1:2; Isa. 34:11; Jer. 4:23. Each time it does so, it
is in tandem with tohu. The Jeremiah passage
hearkens back to the language of creation in Genesis 1:2. BDB lists a one-word
definition for bohu – “emptiness,” and gives
no etymology. C. F. Keil (Keil
and Delitzsch),
in his commentary on Genesis 1:2, states that the etymology
for both tohu and bohu has been lost. Four representative
translations translate bohu as “void” six times, and
as some variation of “empty” or “emptiness” five times.
In
the English language today, “empty” is a synonym for “void.” Since
“void” with the meaning of “emptiness” is not a commonly used word, I
will use the noun “emptiness” to translate the noun bohu.
Conclusion
in regard to the dual use of tohu and bohu
We
have already noted that tohu and bohu always appear in the same
connection. Two of those instances, Genesis 1:2 and Jeremiah 4:23, are to be paired off. In Genesis 1:2 Moses declared that the
earth was “formless and void” (tohu and bohu);
Jeremiah stated that, as he looked at the earth, it had primeval
conditions – the earth was “formless and void,” and the heavens “had no
light” (Jer.
4:23).
Some
have
viewed tohu and bohu, connected by “and,” as a hendiadys, “the expression of an
idea by the use of usually two independent words connected by and (as nice
and warm) instead of the usual combination of independent word and
its modifier (as nicely warm).” Constable, in his discussion of
Genesis
1:2 (Notes
on Genesis)
states, “Here we learn that the earth was ‘formless and empty’ (a
hendiadys meaning unorganized, unproductive, and uninhabited) before
God graciously prepared it for human habitation (cf. Jer. 4:23-27).”
Whether
or
not tohu and bohu form a hendiadys,
Constable has accurately captured their combined meaning as it relates
especially to Genesis
1:2. The earth
at this stage of Day One of the Creation week was unorganized and
unproductive (tohu) and it was uninhabited (bohu).
So
together, tohu and bohu are saying that the earth,
at the time God first placed it in the heavens He had just made
consisted, literally, of “unformedness and emptiness.” Or we could say
it was “unformed and unfilled.” Or we could say it was “unorganized and
empty.”
An
artist
paints a landscape on a canvas.

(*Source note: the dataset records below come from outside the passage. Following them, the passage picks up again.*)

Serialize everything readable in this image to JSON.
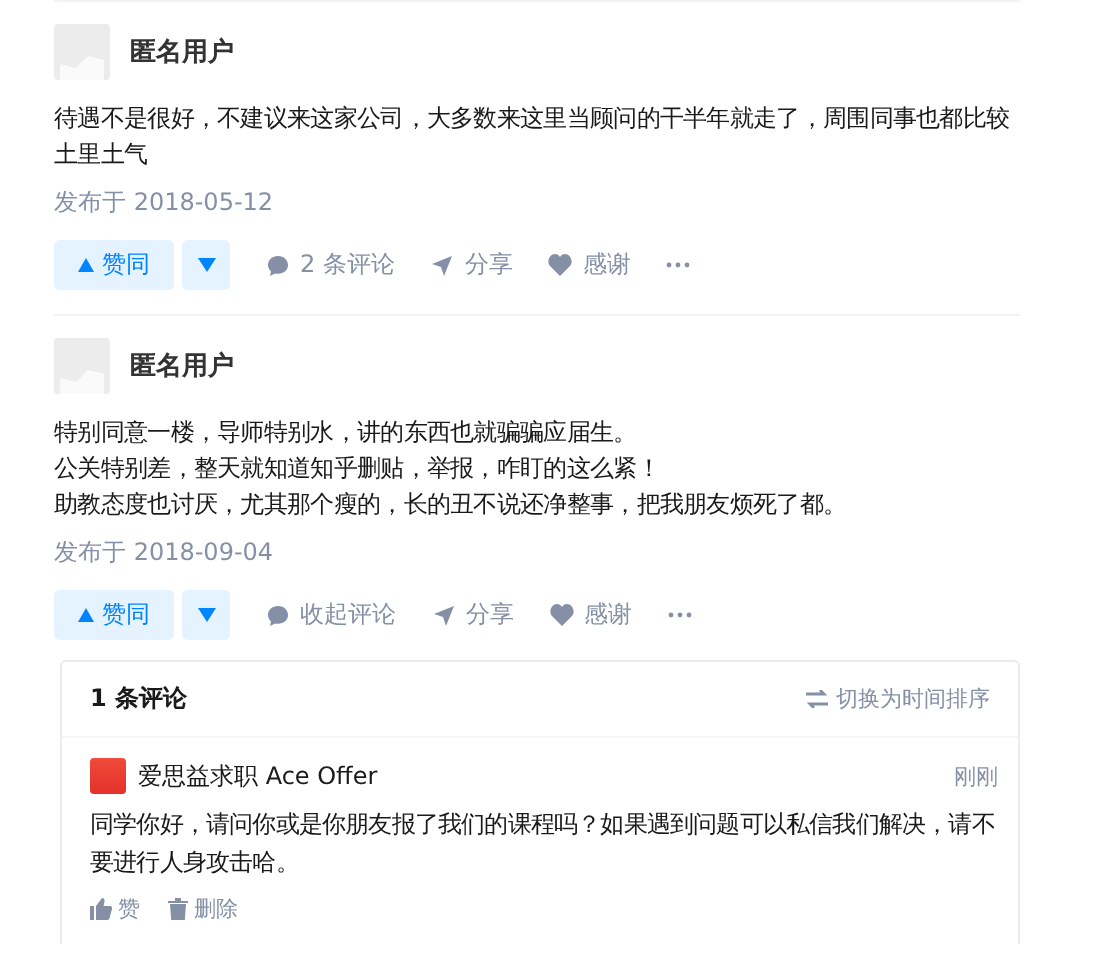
{
  "answers": [
    {
      "author": "匿名用户",
      "paragraphs": [
        "待遇不是很好，不建议来这家公司，大多数来这里当顾问的干半年就走了，周围同事也都比较土里土气"
      ],
      "date": "发布于 2018-05-12",
      "vote_label": "赞同",
      "voted": false,
      "actions": [
        {
          "kind": "comment",
          "label": "2 条评论"
        },
        {
          "kind": "share",
          "label": "分享"
        },
        {
          "kind": "thanks",
          "label": "感谢"
        },
        {
          "kind": "more"
        }
      ]
    },
    {
      "author": "匿名用户",
      "paragraphs": [
        "特别同意一楼，导师特别水，讲的东西也就骗骗应届生。",
        "公关特别差，整天就知道知乎删贴，举报，咋盯的这么紧！",
        "助教态度也讨厌，尤其那个瘦的，长的丑不说还净整事，把我朋友烦死了都。"
      ],
      "date": "发布于 2018-09-04",
      "vote_label": "赞同",
      "voted": false,
      "actions": [
        {
          "kind": "comment",
          "label": "收起评论"
        },
        {
          "kind": "share",
          "label": "分享"
        },
        {
          "kind": "thanks",
          "label": "感谢"
        },
        {
          "kind": "more"
        }
      ],
      "comments_panel": {
        "count": "1 条评论",
        "sort": "切换为时间排序",
        "comments": [
          {
            "author": "爱思益求职 Ace Offer",
            "time": "刚刚",
            "text": "同学你好，请问你或是你朋友报了我们的课程吗？如果遇到问题可以私信我们解决，请不要进行人身攻击哈。",
            "actions": [
              {
                "kind": "like",
                "label": "赞"
              },
              {
                "kind": "delete",
                "label": "删除"
              }
            ]
          }
        ]
      }
    }
  ]
}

First he paints a swirly background on
the upper half of the canvas using blues and grays. Then he takes his
brush and spreads splotchy greens and browns on the lower half of the
canvas. To the untrained eye it may appear to be
nonsensical, even chaotic. But the artist knows exactly what he is
doing. There is nothing chaotic whatever in his actions. He is merely
painting the sky background and the land foreground on the canvas. At a
later time appropriate to his choice, he will begin to fashion trees
and grass, animals, and perhaps birds and humans in his landscape. It
would be completely erroneous to describe the early stage of his
painting as being chaotic, evil, or symptomatic of sin. Rather his
blue-gray upper canvas and his green-brown lower canvas provide the
perfect foundation for the details to be added later. But at this
stage, it would be appropriate to describe his picture as being
“unformed and unfilled.”
So
it was with the earth God had created and placed in the heavens on the
first part of Day One. The earth was unformed and unfilled. There was
nothing chaotic, nothing evil, nothing connected with sin, and nothing
connected with judgment. God’s just-created Earth was merely unformed
and unfilled at this stage. He would soon begin His artful task of
forming the earth, and then of filling it!